Overall, the results show that the cows fed more glucose-producing diets in early lactation (that is high-starch or monensin) had increased milk yield and DMI during the immediate after- calving period, indicating that diets with greater glucose-producing capacity do not have detrimental effects on early-lactation DMI. This is positive, but as high starch diets may cause acidosis, managers should be careful. Monensin, of course, can assist wih control of acidosis.

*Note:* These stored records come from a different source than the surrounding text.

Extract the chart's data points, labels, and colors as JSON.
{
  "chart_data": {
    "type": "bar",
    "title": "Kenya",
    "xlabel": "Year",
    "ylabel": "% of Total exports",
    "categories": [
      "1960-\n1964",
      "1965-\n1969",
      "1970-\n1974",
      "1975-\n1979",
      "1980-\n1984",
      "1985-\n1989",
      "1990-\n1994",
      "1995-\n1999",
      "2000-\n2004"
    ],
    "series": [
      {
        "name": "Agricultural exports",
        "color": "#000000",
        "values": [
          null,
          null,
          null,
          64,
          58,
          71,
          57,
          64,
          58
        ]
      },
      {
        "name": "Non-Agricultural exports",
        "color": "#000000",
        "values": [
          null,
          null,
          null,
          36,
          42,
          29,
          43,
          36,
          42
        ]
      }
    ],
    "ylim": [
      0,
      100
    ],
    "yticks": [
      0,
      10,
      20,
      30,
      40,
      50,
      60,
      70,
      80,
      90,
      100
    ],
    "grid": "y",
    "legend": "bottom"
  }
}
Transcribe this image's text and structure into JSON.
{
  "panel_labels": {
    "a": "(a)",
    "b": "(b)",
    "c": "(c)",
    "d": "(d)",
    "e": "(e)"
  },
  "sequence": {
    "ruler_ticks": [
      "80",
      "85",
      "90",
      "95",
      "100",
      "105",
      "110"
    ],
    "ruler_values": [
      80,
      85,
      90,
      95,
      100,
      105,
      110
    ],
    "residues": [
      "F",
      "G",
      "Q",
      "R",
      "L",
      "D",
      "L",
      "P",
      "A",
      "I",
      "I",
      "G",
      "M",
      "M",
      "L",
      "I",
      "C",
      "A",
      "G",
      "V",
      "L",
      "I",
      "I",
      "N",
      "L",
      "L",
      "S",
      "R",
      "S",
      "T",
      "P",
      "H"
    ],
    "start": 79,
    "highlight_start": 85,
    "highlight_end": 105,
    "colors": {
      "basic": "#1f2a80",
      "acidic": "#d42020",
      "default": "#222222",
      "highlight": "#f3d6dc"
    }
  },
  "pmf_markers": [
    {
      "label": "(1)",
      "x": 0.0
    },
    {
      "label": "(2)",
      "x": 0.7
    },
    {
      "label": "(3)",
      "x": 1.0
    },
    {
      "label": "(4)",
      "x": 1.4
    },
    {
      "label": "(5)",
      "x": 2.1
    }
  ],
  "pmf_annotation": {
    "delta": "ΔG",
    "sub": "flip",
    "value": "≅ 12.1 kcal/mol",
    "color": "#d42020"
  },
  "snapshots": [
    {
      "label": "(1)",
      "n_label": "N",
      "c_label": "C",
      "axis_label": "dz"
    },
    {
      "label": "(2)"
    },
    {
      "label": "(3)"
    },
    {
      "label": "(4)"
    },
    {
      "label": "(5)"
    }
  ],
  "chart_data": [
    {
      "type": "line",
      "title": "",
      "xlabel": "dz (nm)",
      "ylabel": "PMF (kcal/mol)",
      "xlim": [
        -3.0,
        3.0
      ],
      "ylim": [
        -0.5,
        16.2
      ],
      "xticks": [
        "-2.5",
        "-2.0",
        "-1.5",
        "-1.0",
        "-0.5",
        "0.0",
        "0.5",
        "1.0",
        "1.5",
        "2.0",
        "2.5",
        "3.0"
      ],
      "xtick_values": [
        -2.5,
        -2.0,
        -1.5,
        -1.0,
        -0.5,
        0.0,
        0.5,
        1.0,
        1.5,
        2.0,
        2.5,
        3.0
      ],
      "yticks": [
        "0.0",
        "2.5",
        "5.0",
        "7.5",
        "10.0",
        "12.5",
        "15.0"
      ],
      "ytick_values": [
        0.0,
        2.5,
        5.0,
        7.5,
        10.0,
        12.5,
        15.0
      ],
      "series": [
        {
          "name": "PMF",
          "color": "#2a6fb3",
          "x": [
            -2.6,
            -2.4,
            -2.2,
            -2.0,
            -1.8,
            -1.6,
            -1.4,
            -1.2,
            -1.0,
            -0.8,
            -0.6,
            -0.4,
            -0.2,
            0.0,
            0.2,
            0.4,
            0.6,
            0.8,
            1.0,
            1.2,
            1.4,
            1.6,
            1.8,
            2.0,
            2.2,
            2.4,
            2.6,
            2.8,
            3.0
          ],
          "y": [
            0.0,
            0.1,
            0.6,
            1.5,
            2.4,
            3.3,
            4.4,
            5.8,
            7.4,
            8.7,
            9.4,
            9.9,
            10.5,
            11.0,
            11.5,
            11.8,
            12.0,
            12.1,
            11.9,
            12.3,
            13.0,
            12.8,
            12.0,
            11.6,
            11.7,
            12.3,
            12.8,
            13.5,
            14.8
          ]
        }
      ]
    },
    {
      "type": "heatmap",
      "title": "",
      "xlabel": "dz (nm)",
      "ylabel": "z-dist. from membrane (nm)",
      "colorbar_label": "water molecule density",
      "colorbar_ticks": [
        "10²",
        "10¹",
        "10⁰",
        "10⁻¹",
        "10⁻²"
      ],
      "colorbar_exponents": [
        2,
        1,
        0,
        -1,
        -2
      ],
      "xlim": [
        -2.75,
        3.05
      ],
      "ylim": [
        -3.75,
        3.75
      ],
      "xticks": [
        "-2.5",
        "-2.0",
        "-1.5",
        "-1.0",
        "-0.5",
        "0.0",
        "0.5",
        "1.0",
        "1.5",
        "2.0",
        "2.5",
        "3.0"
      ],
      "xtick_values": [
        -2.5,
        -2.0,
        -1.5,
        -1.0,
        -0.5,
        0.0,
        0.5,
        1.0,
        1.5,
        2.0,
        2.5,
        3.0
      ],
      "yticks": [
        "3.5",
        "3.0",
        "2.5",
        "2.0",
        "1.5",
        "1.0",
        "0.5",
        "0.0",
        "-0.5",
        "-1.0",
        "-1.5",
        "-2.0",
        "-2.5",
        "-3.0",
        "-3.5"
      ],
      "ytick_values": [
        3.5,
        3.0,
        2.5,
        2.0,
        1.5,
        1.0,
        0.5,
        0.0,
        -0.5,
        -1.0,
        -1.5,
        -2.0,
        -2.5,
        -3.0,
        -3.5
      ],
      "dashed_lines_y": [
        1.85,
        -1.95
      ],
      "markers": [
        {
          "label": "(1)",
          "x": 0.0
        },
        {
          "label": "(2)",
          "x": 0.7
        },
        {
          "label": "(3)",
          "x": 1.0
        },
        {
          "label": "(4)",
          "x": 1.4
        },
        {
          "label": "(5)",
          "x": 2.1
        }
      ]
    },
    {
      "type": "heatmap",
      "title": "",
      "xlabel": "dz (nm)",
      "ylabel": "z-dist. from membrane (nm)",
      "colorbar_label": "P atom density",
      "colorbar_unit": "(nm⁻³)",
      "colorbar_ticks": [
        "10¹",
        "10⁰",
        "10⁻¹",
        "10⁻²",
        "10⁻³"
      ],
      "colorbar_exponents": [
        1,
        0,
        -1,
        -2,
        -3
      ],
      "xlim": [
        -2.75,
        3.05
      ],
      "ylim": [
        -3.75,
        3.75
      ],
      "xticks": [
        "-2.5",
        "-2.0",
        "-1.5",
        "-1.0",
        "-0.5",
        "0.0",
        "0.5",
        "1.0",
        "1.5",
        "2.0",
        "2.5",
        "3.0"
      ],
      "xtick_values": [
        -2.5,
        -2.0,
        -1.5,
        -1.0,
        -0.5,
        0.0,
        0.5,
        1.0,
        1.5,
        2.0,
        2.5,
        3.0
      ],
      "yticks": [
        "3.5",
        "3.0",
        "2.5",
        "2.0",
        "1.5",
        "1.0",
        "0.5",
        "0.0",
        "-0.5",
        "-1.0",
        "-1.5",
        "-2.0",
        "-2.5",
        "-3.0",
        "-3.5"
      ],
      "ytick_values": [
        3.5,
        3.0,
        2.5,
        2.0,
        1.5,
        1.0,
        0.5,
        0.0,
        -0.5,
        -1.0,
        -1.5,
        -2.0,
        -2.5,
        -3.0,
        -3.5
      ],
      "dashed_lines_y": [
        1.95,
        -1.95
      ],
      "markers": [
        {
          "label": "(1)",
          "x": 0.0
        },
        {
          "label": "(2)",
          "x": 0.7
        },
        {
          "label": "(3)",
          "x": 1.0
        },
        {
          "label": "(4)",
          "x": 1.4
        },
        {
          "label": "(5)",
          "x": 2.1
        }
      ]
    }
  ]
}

The objective of the second study was to evaluate the effect of these dietary starch and monensin treatments on the metabolism of the cows during early lactation. The results show that cows fed the high-starch diet had higher plasma glucose and insulin and lower non-esterified fatty acids (NEFA) than the cows fed the low-starch diet during day 1 to 21 after calving. The cows fed low-starch had elevated early-lactation β-hydroxybutyrate (BHBA) compared with the cows fed the high-starch, indicating that the cows on low-starch had to mobilise more body energy than the cows on high-starch. There was no effect of monensin on the after calving plasma NEFA, but the cows fed monensin had higher plasma glucose compared with control (no monensin) cows. The cows fed monensin also had lower plasma BHBA compared with the control cows. Starch treatment had no effect on overall liver triglyceride content. However, the first-calf heifers fed monensin had increased liver triglyceride content compared with the control first-calf heifers and the older cows fed monensin had decreased liver triglyceride content compared with the control older cows. The older cows fed the low-starch diet with monensin had higher liver glycogen contents than the older cows fed the low-starch diet without monensin. Monensin treatment had no effect on older cows fed the high-starch diet. There was no effect of starch or monensin on the capacity of the liver to oxidize (utilise) propionate and the effects of starch on the production of glucose from other metabolites were not significant. However, the cows fed monensin tended to have a greater capacity to convert propionate to glucose than control cows. Supplementation with monensin increased the ratio of glucose to carbon dioxide, which indicates that the cows fed monensin had a greater propensity to convert propionate to glucose.
Overall, the cows fed more propionate-forming diets in early lactation (high starch or monensin) exhibited improved energy metabolism during early lactation, substantiating the observations found in the production study.